While these are promising times, the implications of the developments are wider and deeper. To reap the dividends, India and ASEAN need to work together to develop an ambitious agenda for trade and investments. ASEAN is India’s fourth largest trading partner, but trade flow between ASEAN and India has remained modest. In fact, it declined in 2015 to US$58.7 billion. This calls for a review of the ASEAN-India Trade in Goods Agreement. There may be a case to consider further liberalisation of tariffs on products placed in the Sensitive Track and Exclusion List. Products of major interests are still excluded from tariff concessions. India and ASEAN would also have to work towards minimising major tariff and non-tariff barriers, and liaison with EXIM Bank and other such funding agencies to boost trade, investment. In fact, India-ASEAN Trade Fairs on sector specific basis would be a good idea.

Indian industry believes that there is an infinite potential of India and ASEAN to attract more bilateral investments in manufacturing.
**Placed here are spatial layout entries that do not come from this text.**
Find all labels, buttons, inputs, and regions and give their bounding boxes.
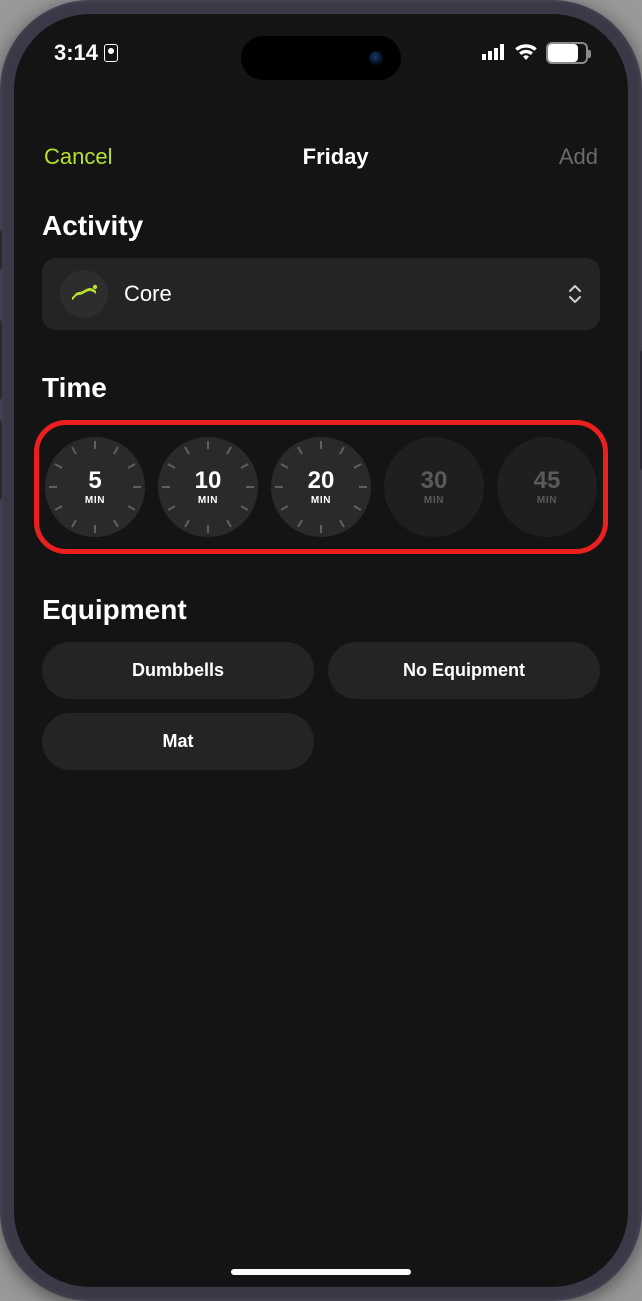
activity-icon-circle: [60, 270, 108, 318]
status-time: 3:14: [54, 40, 98, 66]
add-button[interactable]: Add: [559, 144, 598, 170]
cancel-button[interactable]: Cancel: [44, 144, 112, 170]
time-option-45[interactable]: 45 MIN: [497, 437, 597, 537]
wifi-icon: [514, 40, 538, 66]
core-icon: [69, 283, 99, 306]
time-unit: MIN: [537, 495, 557, 506]
screen: 3:14 79 Cancel Friday Add: [14, 14, 628, 1287]
home-indicator[interactable]: [231, 1269, 411, 1275]
equipment-option-no-equipment[interactable]: No Equipment: [328, 642, 600, 699]
time-highlight-annotation: 5 MIN 10 MIN: [34, 420, 608, 554]
equipment-label: Dumbbells: [132, 660, 224, 680]
equipment-label: No Equipment: [403, 660, 525, 680]
status-right: 79: [482, 40, 588, 66]
activity-selected-label: Core: [124, 281, 552, 307]
battery-icon: 79: [546, 42, 588, 64]
time-value: 30: [421, 469, 448, 493]
page-title: Friday: [303, 144, 369, 170]
cellular-icon: [482, 40, 506, 66]
sim-icon: [104, 44, 118, 62]
phone-frame: 3:14 79 Cancel Friday Add: [0, 0, 642, 1301]
time-option-30[interactable]: 30 MIN: [384, 437, 484, 537]
nav-bar: Cancel Friday Add: [42, 144, 600, 170]
chevron-updown-icon: [568, 283, 582, 305]
dial-ticks-icon: [158, 437, 258, 537]
time-option-20[interactable]: 20 MIN: [271, 437, 371, 537]
equipment-row: Dumbbells No Equipment Mat: [42, 642, 600, 770]
equipment-label: Mat: [163, 731, 194, 751]
battery-percent: 79: [548, 45, 586, 61]
time-unit: MIN: [424, 495, 444, 506]
time-option-10[interactable]: 10 MIN: [158, 437, 258, 537]
activity-selector[interactable]: Core: [42, 258, 600, 330]
time-heading: Time: [42, 372, 600, 404]
time-options-row: 5 MIN 10 MIN: [45, 437, 597, 537]
time-option-5[interactable]: 5 MIN: [45, 437, 145, 537]
status-left: 3:14: [54, 40, 118, 66]
equipment-option-dumbbells[interactable]: Dumbbells: [42, 642, 314, 699]
status-bar: 3:14 79: [14, 14, 628, 86]
equipment-option-mat[interactable]: Mat: [42, 713, 314, 770]
volume-up-button: [0, 320, 2, 400]
dial-ticks-icon: [45, 437, 145, 537]
volume-down-button: [0, 420, 2, 500]
content: Cancel Friday Add Activity Core Time: [14, 124, 628, 1287]
time-value: 45: [534, 469, 561, 493]
activity-heading: Activity: [42, 210, 600, 242]
equipment-heading: Equipment: [42, 594, 600, 626]
dial-ticks-icon: [271, 437, 371, 537]
ringer-switch: [0, 230, 2, 270]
The ASEAN member states have expressed interest in the Make-in-India initiative and in Indian government’s broader plan to ensure manufacturing of world class products. This is the right time for ASEAN businesses to jump on the bandwagon with India assuring easing of business regulations and processes.

Another game changer could be in the area of innovation. There are tremendous prospects of cooperation between the governments and the industry in identifying impactful technologies from India and ASEAN for appropriate markets. As a part of industry’s endeavour to tap this opportunity, FICCI, along with the Department of Science and Technology and the Ministry of External Affairs of Government of India, has developed a programme to train innovators by mentoring them on product commercialisation, market readiness, business models, competitive positioning and revenue mechanisms. This initiative could lead to commercialisation of at least 20 technologies every year between India and ASEAN and in the process generating skills and entrepreneurial efficiencies.
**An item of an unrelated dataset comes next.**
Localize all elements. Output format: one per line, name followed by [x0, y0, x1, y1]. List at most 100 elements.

Infrastructure is also a very important sector for ASEAN region. India would like to see a greater interest among ASEAN states in its Smart Cities Mission. The focus areas could be in urban development, green technologies, real estate, healthcare and transport systems. Similarly, Indian companies could look at investing in infrastructure projects in Indonesia where economic corridors are being built to become locally integrated and internationally connected.

Another area of common interest is skill development, wherein both partners can look at sharing experiences in establishing centres of excellence for various trades through joint investments. This will help Small and Medium Enterprises. India and ASEAN could also promote SMEs and start-ups by relaxing minimum limit for opening accounts at foreign banks.

I believe a community can only be based on shared networks of connectivity. With India and ASEAN looking to be partners in the AEC, it will be fair to expect that the crucial India-Thailand-Myanmar trilateral highway linking India with Southeast Asia by land is put on fast-track. Meanwhile, ASEAN and India should go ahead and facilitate air connectivity through a regional aviation agreement to strengthen mobility and tourism.

India and ASEAN share a glorious past and cultural heritage. Let us now lay the foundation of an Asian century.